Erik Negro (Non c’è nessuna dark side, 215′) definisce il suo film, che segue tre ragazzi pronti a lasciare la provincia appena finito il liceo verso nuove prospettive come una video-cosa, dodici anni di lavoro e più di 400 ore filmate con qualsiasi camera e qualsiasi formato, “non potrei mai dire che sia il mio film, forse neanche che sia un film”. Morgan Menegazzo (Prima che l’ora cambi, 14′): “Non c’è nulla di utilitaristico, semmai di speculativo, nel cinema, ha a che fare con la sfera soggettiva, con il desiderio di guardar le stelle, percepire che c’è qualcosa di più ampio. E’ però importante chiedersi a cosa serva a livello collettivo, comunitario, per coagulare un’idea non tanto di realtà ma del possibile. Le immagini in questo tempo più che mai sono politiche perché vengono veicolate sempre più come merce, come prodotto. Esiste un’atmosfera che basta a se stessa. Ognuno pensa di autoprodurre e veicolare il film su internet”. Maria Chiara Pernisa, coautrice con lui: “Meno il cinema è narrativo, più lo spettatore può avere un ruolo attivo nella creazione della realtà. Come gli uomini dipingevano scene di caccia perché si realizzassero, l’immagine ha questo potere di far accadere le cose. Siamo circondati da immagini merce, a volte l’assenza dell’immagine o di un pensiero forte è senz’altro un atto politico”.

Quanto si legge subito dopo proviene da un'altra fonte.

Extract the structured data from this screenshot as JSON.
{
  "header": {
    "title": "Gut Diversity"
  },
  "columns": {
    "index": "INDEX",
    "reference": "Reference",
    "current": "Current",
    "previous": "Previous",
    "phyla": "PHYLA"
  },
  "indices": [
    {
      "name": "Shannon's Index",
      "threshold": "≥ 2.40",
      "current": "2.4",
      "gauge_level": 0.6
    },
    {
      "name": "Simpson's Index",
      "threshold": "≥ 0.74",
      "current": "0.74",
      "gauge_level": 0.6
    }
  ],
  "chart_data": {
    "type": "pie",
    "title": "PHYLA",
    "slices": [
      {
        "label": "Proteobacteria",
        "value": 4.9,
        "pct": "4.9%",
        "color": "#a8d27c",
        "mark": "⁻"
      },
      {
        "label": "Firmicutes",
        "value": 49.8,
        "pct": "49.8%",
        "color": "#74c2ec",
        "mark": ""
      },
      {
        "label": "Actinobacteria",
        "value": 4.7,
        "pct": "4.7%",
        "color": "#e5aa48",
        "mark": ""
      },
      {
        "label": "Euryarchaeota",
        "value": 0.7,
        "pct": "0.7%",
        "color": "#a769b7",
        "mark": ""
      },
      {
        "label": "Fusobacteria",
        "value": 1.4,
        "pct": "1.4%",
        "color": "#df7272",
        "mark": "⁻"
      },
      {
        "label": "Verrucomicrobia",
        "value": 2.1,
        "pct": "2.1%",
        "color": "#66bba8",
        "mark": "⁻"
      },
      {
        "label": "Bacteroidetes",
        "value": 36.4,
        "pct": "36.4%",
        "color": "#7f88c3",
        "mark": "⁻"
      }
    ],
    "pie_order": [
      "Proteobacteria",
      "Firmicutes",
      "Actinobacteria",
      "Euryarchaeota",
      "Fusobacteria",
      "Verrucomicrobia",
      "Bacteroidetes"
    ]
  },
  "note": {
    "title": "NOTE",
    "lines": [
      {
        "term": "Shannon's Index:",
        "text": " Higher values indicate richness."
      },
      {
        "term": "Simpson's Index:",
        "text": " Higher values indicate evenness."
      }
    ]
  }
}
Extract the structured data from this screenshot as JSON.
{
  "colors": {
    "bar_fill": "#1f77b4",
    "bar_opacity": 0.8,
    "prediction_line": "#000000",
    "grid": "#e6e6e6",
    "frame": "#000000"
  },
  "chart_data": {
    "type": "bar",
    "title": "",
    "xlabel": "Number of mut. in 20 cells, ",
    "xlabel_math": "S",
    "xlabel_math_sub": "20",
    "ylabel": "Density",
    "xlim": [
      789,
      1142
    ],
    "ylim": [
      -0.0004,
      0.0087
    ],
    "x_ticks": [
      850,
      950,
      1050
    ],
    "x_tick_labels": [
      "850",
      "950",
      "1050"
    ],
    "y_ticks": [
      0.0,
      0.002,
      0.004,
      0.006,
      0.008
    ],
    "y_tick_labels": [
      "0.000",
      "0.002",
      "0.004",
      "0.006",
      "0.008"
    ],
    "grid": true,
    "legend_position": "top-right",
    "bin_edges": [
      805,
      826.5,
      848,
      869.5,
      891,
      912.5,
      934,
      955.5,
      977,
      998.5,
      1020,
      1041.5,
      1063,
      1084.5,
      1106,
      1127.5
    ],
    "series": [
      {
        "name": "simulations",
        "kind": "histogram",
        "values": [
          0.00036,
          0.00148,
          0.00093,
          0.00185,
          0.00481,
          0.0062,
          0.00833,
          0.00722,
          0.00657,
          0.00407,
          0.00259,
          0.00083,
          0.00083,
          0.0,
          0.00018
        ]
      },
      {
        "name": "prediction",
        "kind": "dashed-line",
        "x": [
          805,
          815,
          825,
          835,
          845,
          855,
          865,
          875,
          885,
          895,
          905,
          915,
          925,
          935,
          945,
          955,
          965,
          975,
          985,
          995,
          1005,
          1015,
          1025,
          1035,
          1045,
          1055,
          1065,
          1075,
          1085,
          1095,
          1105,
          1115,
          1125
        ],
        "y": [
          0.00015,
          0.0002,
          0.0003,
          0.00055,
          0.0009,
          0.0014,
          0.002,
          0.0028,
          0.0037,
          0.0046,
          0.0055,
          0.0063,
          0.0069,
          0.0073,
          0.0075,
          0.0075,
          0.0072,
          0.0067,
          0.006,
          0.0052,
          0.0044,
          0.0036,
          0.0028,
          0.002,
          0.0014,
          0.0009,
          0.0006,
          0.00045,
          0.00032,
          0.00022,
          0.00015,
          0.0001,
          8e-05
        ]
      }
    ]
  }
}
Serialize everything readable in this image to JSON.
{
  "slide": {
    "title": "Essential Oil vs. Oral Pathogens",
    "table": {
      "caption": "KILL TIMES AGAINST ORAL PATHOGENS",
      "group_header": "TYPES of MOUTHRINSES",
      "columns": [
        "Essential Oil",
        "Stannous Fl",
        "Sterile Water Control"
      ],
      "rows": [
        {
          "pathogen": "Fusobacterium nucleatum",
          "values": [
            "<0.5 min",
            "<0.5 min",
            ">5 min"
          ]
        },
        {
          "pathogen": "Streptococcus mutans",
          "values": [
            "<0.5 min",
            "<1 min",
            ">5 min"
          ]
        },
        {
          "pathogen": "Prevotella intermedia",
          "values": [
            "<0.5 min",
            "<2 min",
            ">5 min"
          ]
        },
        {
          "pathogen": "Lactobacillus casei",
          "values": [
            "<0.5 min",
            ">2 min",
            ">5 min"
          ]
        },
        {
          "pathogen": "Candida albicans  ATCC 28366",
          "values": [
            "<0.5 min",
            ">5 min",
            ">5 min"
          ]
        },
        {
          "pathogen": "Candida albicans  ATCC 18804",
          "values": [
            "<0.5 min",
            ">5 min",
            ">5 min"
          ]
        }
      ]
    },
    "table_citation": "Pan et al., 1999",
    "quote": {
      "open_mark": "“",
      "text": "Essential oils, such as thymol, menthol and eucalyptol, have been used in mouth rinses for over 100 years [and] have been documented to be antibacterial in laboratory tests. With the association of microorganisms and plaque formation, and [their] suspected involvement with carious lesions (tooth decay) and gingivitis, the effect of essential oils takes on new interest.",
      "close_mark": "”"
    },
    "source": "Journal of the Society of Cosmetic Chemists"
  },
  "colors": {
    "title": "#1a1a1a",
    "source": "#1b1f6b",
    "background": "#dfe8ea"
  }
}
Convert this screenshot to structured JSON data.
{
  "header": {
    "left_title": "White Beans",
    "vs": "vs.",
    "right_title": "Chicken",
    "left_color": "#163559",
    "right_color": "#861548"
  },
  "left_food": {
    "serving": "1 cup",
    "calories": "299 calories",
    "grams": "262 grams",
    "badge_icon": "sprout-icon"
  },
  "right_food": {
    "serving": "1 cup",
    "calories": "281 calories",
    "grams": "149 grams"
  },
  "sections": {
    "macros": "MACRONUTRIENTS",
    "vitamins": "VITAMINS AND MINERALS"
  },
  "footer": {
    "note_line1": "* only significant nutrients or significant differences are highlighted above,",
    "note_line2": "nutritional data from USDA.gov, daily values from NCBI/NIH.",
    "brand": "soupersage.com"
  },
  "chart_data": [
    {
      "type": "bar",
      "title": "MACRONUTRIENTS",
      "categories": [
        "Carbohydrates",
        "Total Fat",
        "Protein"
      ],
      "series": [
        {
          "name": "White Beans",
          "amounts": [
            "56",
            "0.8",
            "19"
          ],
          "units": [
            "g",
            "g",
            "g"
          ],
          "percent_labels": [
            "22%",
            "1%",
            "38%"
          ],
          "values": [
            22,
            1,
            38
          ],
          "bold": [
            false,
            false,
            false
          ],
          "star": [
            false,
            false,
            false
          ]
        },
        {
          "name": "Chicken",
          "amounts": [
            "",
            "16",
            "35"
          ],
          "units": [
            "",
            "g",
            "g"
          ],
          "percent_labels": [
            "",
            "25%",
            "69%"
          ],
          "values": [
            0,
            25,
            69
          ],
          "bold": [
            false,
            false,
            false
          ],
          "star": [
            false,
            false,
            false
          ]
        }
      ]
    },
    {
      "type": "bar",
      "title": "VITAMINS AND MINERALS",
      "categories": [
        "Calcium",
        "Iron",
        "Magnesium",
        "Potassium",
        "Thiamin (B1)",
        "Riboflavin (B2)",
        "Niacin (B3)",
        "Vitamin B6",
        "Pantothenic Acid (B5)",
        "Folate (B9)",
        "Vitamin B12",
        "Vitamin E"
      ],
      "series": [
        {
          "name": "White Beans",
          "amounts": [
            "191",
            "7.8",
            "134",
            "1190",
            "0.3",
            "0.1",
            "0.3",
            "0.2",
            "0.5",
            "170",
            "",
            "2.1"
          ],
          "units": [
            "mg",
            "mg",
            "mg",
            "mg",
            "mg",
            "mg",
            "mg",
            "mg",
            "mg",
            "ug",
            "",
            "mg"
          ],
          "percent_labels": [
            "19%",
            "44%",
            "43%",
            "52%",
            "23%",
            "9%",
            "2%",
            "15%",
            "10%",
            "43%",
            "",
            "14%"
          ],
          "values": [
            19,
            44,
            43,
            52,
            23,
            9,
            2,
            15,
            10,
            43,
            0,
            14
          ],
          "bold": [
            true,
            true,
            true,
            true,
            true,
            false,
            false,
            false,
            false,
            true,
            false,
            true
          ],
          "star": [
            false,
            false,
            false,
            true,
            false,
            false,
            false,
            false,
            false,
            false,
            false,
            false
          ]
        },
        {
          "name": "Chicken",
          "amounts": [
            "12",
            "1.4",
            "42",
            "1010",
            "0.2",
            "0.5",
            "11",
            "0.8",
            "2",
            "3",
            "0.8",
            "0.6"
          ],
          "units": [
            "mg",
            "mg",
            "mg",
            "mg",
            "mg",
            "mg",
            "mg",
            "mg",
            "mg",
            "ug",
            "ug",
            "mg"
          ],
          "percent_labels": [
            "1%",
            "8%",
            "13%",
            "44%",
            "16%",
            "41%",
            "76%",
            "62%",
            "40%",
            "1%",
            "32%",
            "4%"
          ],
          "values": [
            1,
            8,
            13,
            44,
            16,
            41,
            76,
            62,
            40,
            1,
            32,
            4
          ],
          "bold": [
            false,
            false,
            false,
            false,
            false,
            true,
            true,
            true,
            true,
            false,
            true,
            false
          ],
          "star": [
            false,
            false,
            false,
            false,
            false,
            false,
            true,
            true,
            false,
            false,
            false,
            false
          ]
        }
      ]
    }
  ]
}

Edoardo Genzolini (Eraserhead Rimozione sicura, 12′): “Per me il cinema serve, e lo dico con le parole di Julio Bressane, a fermare ciò che è destinato a scomparire quando ci si confronta con un senso di limite e impermanenza. Sancire un controllo su ciò che per natura non può essere controllato. Rendere riproducibile qualcosa che è destinato a non permanere, e nel caso del found footage è ancor più vero”. Genzolini nella sua opera lavora su storie di Instagram e sul concetto dei 15 minuti di celebrità che diventano 15 secondi. Giorgiomaria Cornelio forma con Maurizio Marras il progetto di ricerca La Camera Ardente. Parla di “forte sudditanza del cinema ai suoi codici, una sudditanza da rompere con un taglio, una crepa, una piccola fessura. Non per vedere di più, ma per veder di meno. Il cinema è sempre stato una consolazione arrogante e fallimentare, fatta da persone molto arroganti”. Donato Sica noto come Bogdan (Fantasmata, 3′) ricorda come il cinema sia, sulla scorta di Majakovskij, un’idea del mondo. “La mia educazione è stata la tv, i cartoni animati. Ho passato più tempo con Lupin III che con i miei genitori. Attraverso le immagini sono entrato in contatto con la sessualità e la politica. Pesaro è uno dei posti fondamentali per avviare una riflessione sul cinema, mentre la Mostra di Venezia ha una proposta già codificata”. E ancora: “Il cineasta brasiliano Rogério Sganzerla definiva il suo gruppo cinema marginal, perché si trovava al punto di margine tra il mainstream e il cinema novo. Non ci sentiamo rappresentati da Sorrentino e di Garrone, dai film italiani che vanno ai festival”.

Giuseppe Spina (Variazioni luminose nei cieli della città, 5′): “Il cinema non serve assolutamente a niente. Sono cresciuto nel deserto siculo. Nel 2005 ho realizzato un corto, che non venne selezionato in Italia, ma andò a Rotterdam. Lì mi sono reso contro che il problema non era il mio cinema ma il luogo dove vivevo”.